Surprisingly, the short answer appears to be: “No one.”
Here’s the memo sent to the museum’s staff by its president and CEO, Daniel Weiss (the text of which I received from a highly reliable Met source):
I am pleased to share that we will be promoting Quincy [Houghton] to Deputy Director for Exhibitions. Together, Quincy and Carrie Rebora Barratt [my link, not his], in her role as Deputy Director for Collections and Administration, are providing strong and productive leadership of the Director’s Office during this transition phase, as the search for a new Director is now underway.
Houghton’s title when she was poached a year ago from the Getty Museum was “associate director for exhibitions.” Her uncle, James Houghton, was chairman of the Met’s board when it selected Campbell to succeed Philippe de Montebello as director:
With two deputy directors and no acting director, it seems to me that Weiss will be de facto acting director, along with his other two official titles. Perhaps the board didn’t want to give Carrie or Quincy a spin in the driver’s seat, with the likelihood of eventually having to hand over the wheel. It’s unorthodox and unsettling, though, for the administration of such a distinguished, vibrant institution to be stuck in a state of suspended animation.
My Met source also told me that Phillips Oppenheim, the search firm engaged by the Met (as revealed yesterday by the NY Times‘ Robin Pogrebin) to help find its new director, “is holding open sessions for all staff throughout July to formulate the position description.” It sounds like the wheels of progress may be moving slowly.

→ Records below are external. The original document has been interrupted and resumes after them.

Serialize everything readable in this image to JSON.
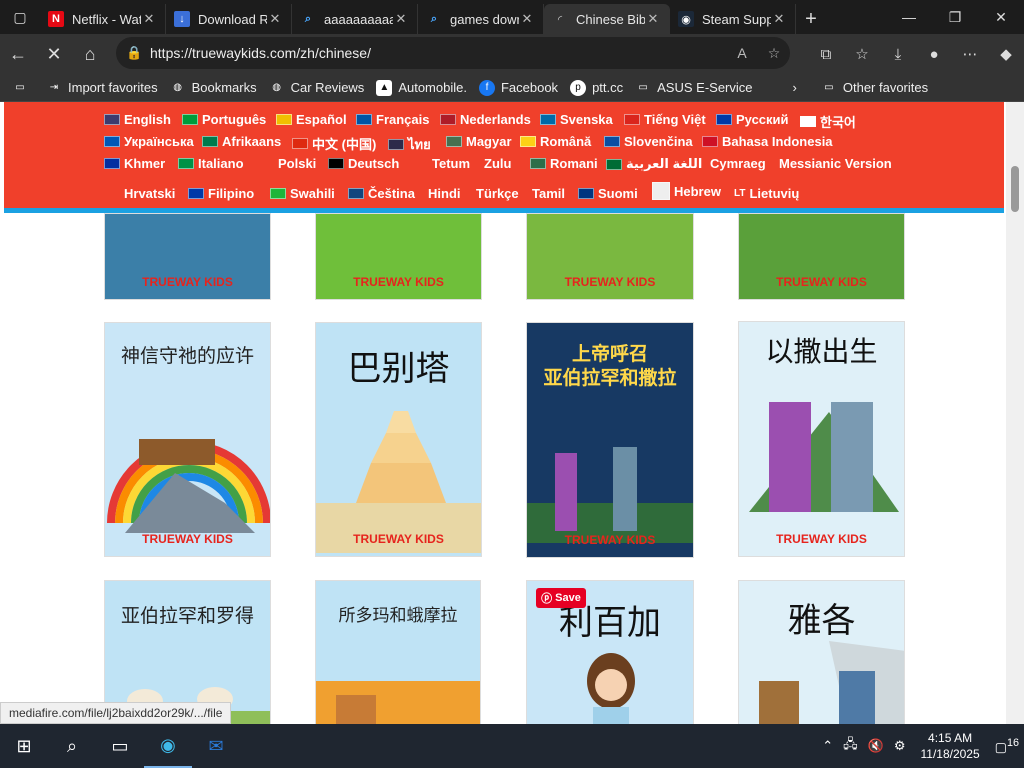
{
  "tabs": [
    {
      "label": "Netflix - Wat",
      "icon": "netflix-icon"
    },
    {
      "label": "Download R",
      "icon": "download-icon"
    },
    {
      "label": "aaaaaaaaaa",
      "icon": "search-icon"
    },
    {
      "label": "games dowr",
      "icon": "search-icon"
    },
    {
      "label": "Chinese Bibl",
      "icon": "loading-icon"
    },
    {
      "label": "Steam Suppo",
      "icon": "steam-icon"
    }
  ],
  "address": {
    "url": "https://truewaykids.com/zh/chinese/"
  },
  "favorites": [
    {
      "label": "Import favorites"
    },
    {
      "label": "Bookmarks"
    },
    {
      "label": "Car Reviews"
    },
    {
      "label": "Automobile."
    },
    {
      "label": "Facebook"
    },
    {
      "label": "ptt.cc"
    },
    {
      "label": "ASUS E-Service"
    },
    {
      "label": "Other favorites"
    }
  ],
  "languages": {
    "row1": [
      "English",
      "Português",
      "Español",
      "Français",
      "Nederlands",
      "Svenska",
      "Tiếng Việt",
      "Русский",
      "한국어"
    ],
    "row2": [
      "Українська",
      "Afrikaans",
      "中文 (中国)",
      "ไทย",
      "Magyar",
      "Română",
      "Slovenčina",
      "Bahasa Indonesia"
    ],
    "row3": [
      "Khmer",
      "Italiano",
      "Polski",
      "Deutsch",
      "Tetum",
      "Zulu",
      "Romani",
      "اللغة العربية",
      "Cymraeg",
      "Messianic Version"
    ],
    "row4": [
      "Hrvatski",
      "Filipino",
      "Swahili",
      "Čeština",
      "Hindi",
      "Türkçe",
      "Tamil",
      "Suomi",
      "Hebrew",
      "Lietuvių"
    ]
  },
  "cards": {
    "brand": "TRUEWAY KIDS",
    "c5": "神信守祂的应许",
    "c6": "巴别塔",
    "c7a": "上帝呼召",
    "c7b": "亚伯拉罕和撒拉",
    "c8": "以撒出生",
    "c9": "亚伯拉罕和罗得",
    "c10": "所多玛和蛾摩拉",
    "c11": "利百加",
    "c12": "雅各"
  },
  "pinterest": {
    "save_label": "Save"
  },
  "status_url": "mediafire.com/file/lj2baixdd2or29k/.../file",
  "taskbar": {
    "time": "4:15 AM",
    "date": "11/18/2025",
    "badge": "16"
  }
}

In May 2008, I published Phillip Oppenheim’s description of the requirements for the Met directorship last time, when the search settled on Campbell. At the end of that list of desirable traits was being “in possession of a sense of humor.”
While we await further developments, here’s how Campbell’s Instagram webpage (with its most recent posting on June 25 from Hong Kong) still identifies him, at this writing:
Apparently none of this administrative uncertainty has shaken Leonard Lauder‘s determination to make a gift of his Cubist collection to the Met. In her article yesterday, Pogrebin felt a need to put to rest the “nagging question” of whether the financially challenged Met’s delayed renovation and expansion could cause Lauder to have second thoughts about his “promised gift,” even though the Wall Street Journal‘s Kelly Crow had dispelled those doubts back in March. That said, Robin’s piece did contain a nugget of news: Under the terms of the agreement with Lauder, the Met must “create a suitable home for the Lauder material by 2025.”
More than the “sense of humor,” Campbell’s successor will need another asset cited by Phillips Oppenheim in its last Met-director search—“effectiveness at cultivating donors, collectors and other supporters”…particularly those willing to contribute megabucks to the stalled capital campaign.